ActiZ oproep aan Tweede Kamer: Investeren in de thuiszorg loont
ActiZ oproep aan Tweede Kamer: Investeren in de thuiszorg loont keyvisual
In de week van 28 maart staat het thema thuiszorg op de agenda van de Tweede Kamer. De Kamerleden met de portefeuille Zorg gaan in gesprek met Conny Helder, minister voor Langdurige Zorg en Sport en Maarten van Ooijen, staatssecretaris van VWS, over de uitdagingen in de thuiszorg. In aanloop naar dit debat heeft ActiZ een paper gedeeld met de Kamerleden en bewindspersonen. Wil van de Laar, bestuurder bij de Zorgboog en lid van de ActiZ kerngroep Zorg Thuis, legt uit welke stappen de politiek moet nemen om een sterke thuiszorg te garanderen voor de toekomst.
Voor welke uitdagingen staat de thuiszorg?
‘De thuiszorgsector zal dé spil vormen in de veranderingen die nodig zijn om de Nederlandse zorg toekomstbestendig te maken. Als je namelijk wil dat ouderen de mogelijkheid krijgen om langer zelfstandig thuis te wonen, of dat cliënten sneller vanuit het ziekenhuis terugkeren naar huis, dan heb je een sterke thuiszorg nodig. Onze oproep aan Den Haag is dan ook: maak met extra investeringen en de juiste beleidskeuzes de thuiszorg sterker.

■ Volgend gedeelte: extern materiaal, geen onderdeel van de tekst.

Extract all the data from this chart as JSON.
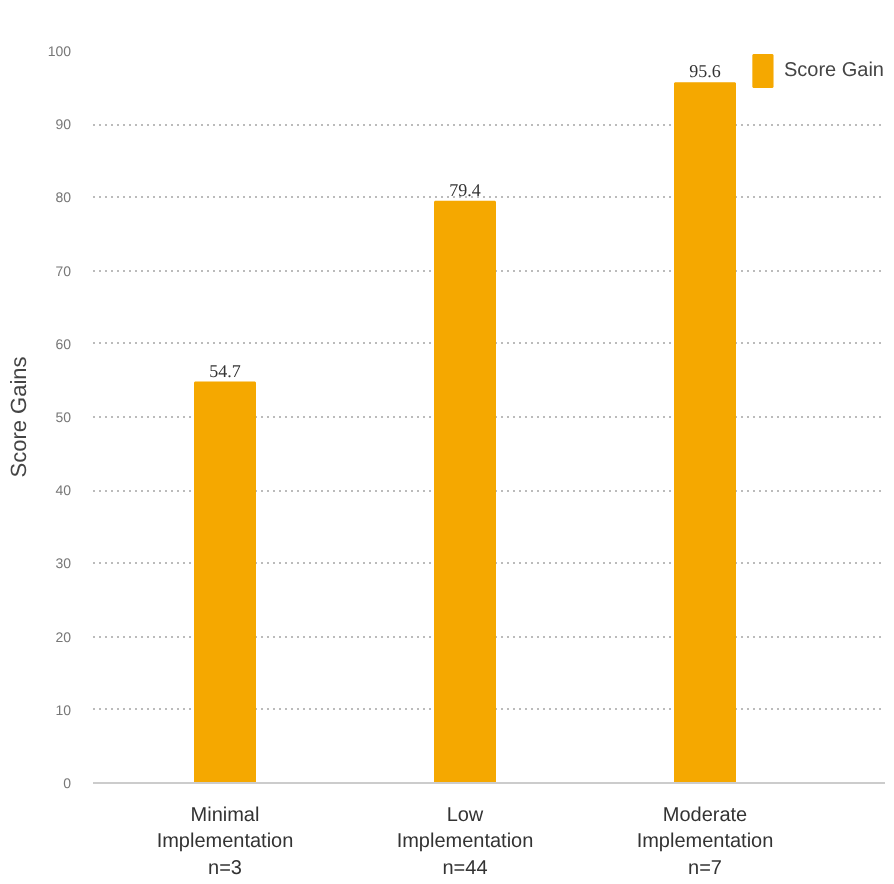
{
  "chart_data": {
    "type": "bar",
    "ylabel": "Score Gains",
    "categories": [
      "Minimal\nImplementation\nn=3",
      "Low\nImplementation\nn=44",
      "Moderate\nImplementation\nn=7"
    ],
    "series": [
      {
        "name": "Score Gain",
        "color": "#f5a800",
        "values": [
          54.7,
          79.4,
          95.6
        ]
      }
    ],
    "ylim": [
      0,
      100
    ],
    "yticks": [
      0,
      10,
      20,
      30,
      40,
      50,
      60,
      70,
      80,
      90,
      100
    ],
    "grid": "y",
    "legend": "top right",
    "data_labels": true
  }
}
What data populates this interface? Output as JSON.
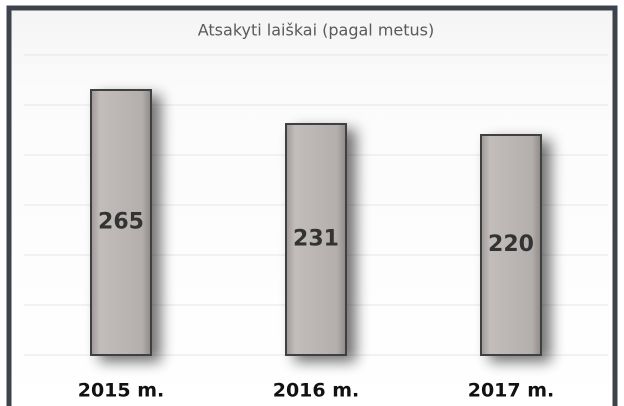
{
  "chart_data": {
    "type": "bar",
    "title": "Atsakyti laiškai (pagal metus)",
    "categories": [
      "2015 m.",
      "2016 m.",
      "2017 m."
    ],
    "values": [
      265,
      231,
      220
    ],
    "color": "#b3aeac",
    "ylim": [
      0,
      300
    ],
    "yticks": [
      0,
      50,
      100,
      150,
      200,
      250,
      300
    ],
    "grid": true
  }
}
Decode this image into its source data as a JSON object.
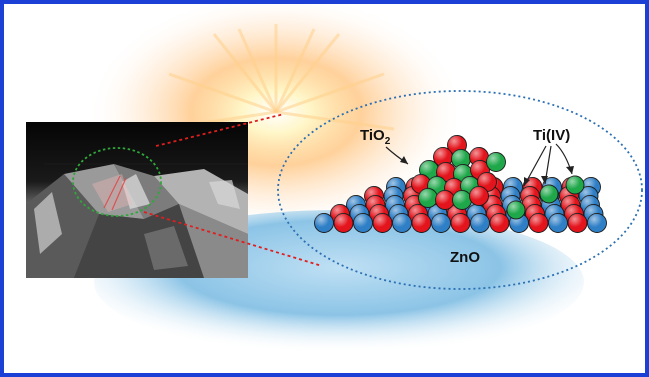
{
  "labels": {
    "tio2_main": "TiO",
    "tio2_sub": "2",
    "ti_iv": "Ti(IV)",
    "zno": "ZnO"
  },
  "colors": {
    "frame_border": "#1c3fd6",
    "zn_atom": "#2f7fc6",
    "o_atom": "#e3141c",
    "ti_atom": "#1fa84a",
    "zoom_ellipse": "#2b6fb3",
    "sem_marker": "#2ea83a",
    "zoom_lines": "#e01e1e"
  }
}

Dat is ook hard nodig. De vanzelfsprekendheid dat de thuiszorgsector de toenemende en complexere zorg opvangt, komt namelijk steeds meer in het gedrang. Steeds vaker moeten zorgorganisaties ‘nee’ zeggen tegen cliënten door een gebrek aan zorgprofessionals. Alleen bij gericht beleid van het nieuwe kabinet met een focus op positieve gezondheid, aandacht voor preventie en domeinoverstijgende samenwerking kan de thuiszorg voor een volgende generatie ook vanzelfsprekend zijn. Op die manier voorkomen we zwaardere zorg en worden de totale zorgkosten (over de hele keten) heen goedkoper.’
In het paper vraagt ActiZ om de loonkloof te dichten: leg eens uit?
‘Op dit moment blijven de lonen in thuiszorg 6 tot 9 procent achter op vergelijkbare beroepen in de publieke sector en het bedrijfsleven. Als we in deze krappe arbeidsmarkt onze medewerkers willen behouden - en überhaupt jonge mensen willen aantrekken voor een carrière in bijvoorbeeld de wijkverpleging dan moet deze loonkloof gelijk worden getrokken.
De ActiZ oproep om structureel 1 miljard euro te investeren in zorgsalarissen lijkt een dure maatregel. Maar juist met marktconforme salarissen voorkom je een uittocht in de thuiszorg. Daarnaast verminder je de arbeidstekorten die anders cliënten dwingen een beroep te doen op duurdere zorg, zoals ziekenhuiszorg of verpleeghuiszorg.’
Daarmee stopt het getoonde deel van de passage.